SANTO DOMINGO.- Cuando decenas de fiscales y agentes de la Dirección Nacional de Control de Drogas irrumpieron simultáneamente en propiedades de Santiago y otras localidades del país en septiembre de 2021, la República Dominicana comenzó a conocer una estructura criminal que desde entonces lleva un nombre: Operación Falcón.
Documentos judiciales y comunicados oficiales del Departamento de Justicia de Estados Unidos reconstruidos por EL DÍA permiten establecer que las autoridades federales investigaban a integrantes de la misma organización en 2013, varios años después de que en República Dominicana se desmantelara la banda de José David Figueroa Agosto, por lo que se estima que heredó parte del negocio que llevaba el narco boricua y su red.
Las investigaciones del caso de 2013 en Puerto Rico y el de 2021 en República Dominicana sindican con cabecillas a Erick Randhiel Mosquea Polanco, señalado por las autoridades estadounidenses y dominicanas como uno de los principales dirigentes de la organización, y Juan José de la Cruz Morales, conocido como “Wandy”.
Ambos imputados fueron acusados formalmente por un gran jurado federal de Puerto Rico en octubre de 2016.
Según el expediente, Mosquea, Wandy y otros cuatro hombres conspiraban desde al menos enero de 2013 para introducir cocaína desde República Dominicana hacia Puerto Rico, territorio estadounidense.
La investigación terminó identificando una estructura que también sacava de Estados Unidos el dinero generado por las ventas de las drogas.
Por eso la acusación de 2016 incluyó una conspiración para lavar más de un millón de dólares procedentes del narcotráfico y una pretensión de decomiso de US$15 millones.
Una red dominicana con alcance internacional
El Departamento de Justicia define a Mosquea como líder de una organización internacional de tráfico de cocaína y lavado de dinero basada en República Dominicana.

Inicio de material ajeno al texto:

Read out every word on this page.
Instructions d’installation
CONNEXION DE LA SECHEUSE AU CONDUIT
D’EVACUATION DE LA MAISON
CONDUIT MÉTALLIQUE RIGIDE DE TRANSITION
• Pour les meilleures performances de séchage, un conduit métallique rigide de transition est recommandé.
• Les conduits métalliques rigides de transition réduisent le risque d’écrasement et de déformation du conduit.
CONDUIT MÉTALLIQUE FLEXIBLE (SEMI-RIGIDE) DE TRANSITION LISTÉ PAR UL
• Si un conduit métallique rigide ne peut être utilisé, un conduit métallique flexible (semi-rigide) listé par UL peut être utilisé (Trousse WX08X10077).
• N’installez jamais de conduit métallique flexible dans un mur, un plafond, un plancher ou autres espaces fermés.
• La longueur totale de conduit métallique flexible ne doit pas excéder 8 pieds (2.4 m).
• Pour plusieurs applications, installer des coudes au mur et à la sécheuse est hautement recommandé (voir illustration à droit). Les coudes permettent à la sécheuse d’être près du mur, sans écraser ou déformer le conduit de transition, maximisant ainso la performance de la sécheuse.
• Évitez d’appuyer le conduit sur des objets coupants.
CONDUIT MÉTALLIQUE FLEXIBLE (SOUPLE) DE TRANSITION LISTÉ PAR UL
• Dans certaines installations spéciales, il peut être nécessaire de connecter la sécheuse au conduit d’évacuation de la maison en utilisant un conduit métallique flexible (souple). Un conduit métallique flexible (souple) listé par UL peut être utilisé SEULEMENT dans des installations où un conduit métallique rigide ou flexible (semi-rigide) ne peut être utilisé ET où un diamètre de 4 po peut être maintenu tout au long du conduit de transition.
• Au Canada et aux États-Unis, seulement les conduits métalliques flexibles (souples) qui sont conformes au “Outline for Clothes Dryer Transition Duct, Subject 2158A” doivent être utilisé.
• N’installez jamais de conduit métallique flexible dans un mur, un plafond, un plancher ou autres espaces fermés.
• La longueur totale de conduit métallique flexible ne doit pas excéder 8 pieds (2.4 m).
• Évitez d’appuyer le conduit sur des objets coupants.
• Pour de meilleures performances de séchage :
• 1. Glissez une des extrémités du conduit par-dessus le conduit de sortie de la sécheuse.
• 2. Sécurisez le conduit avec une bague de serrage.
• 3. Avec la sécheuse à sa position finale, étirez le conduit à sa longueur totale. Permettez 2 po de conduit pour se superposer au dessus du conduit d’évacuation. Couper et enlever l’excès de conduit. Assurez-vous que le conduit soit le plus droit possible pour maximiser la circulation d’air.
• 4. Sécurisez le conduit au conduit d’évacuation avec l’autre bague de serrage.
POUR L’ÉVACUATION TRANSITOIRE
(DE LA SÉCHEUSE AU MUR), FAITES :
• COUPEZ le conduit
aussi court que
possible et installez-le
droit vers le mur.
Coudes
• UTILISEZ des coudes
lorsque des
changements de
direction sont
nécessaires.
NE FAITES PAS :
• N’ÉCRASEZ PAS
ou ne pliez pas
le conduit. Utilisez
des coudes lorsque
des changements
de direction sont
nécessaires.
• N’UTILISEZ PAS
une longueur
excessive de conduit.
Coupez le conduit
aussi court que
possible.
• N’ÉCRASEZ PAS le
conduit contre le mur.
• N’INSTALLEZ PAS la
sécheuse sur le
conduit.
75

Eso coloca al país como centro de coordinación de una estructura cuya cadena operacional implicaba traer drogas desde Colombia y Venezuela a República Dominicana, para llevarla a Puerto Rico y desde allí enviarla a su destino final en Estados Unidos continental, especialmente New York y New Jersey.
El dinero fruto de la venta de la droga en Estados Unidos era retornado a República Dominicana con el que se procedía al pago a los carteles de Colombia y Venezuela, pero gran parte se lavaba en este país.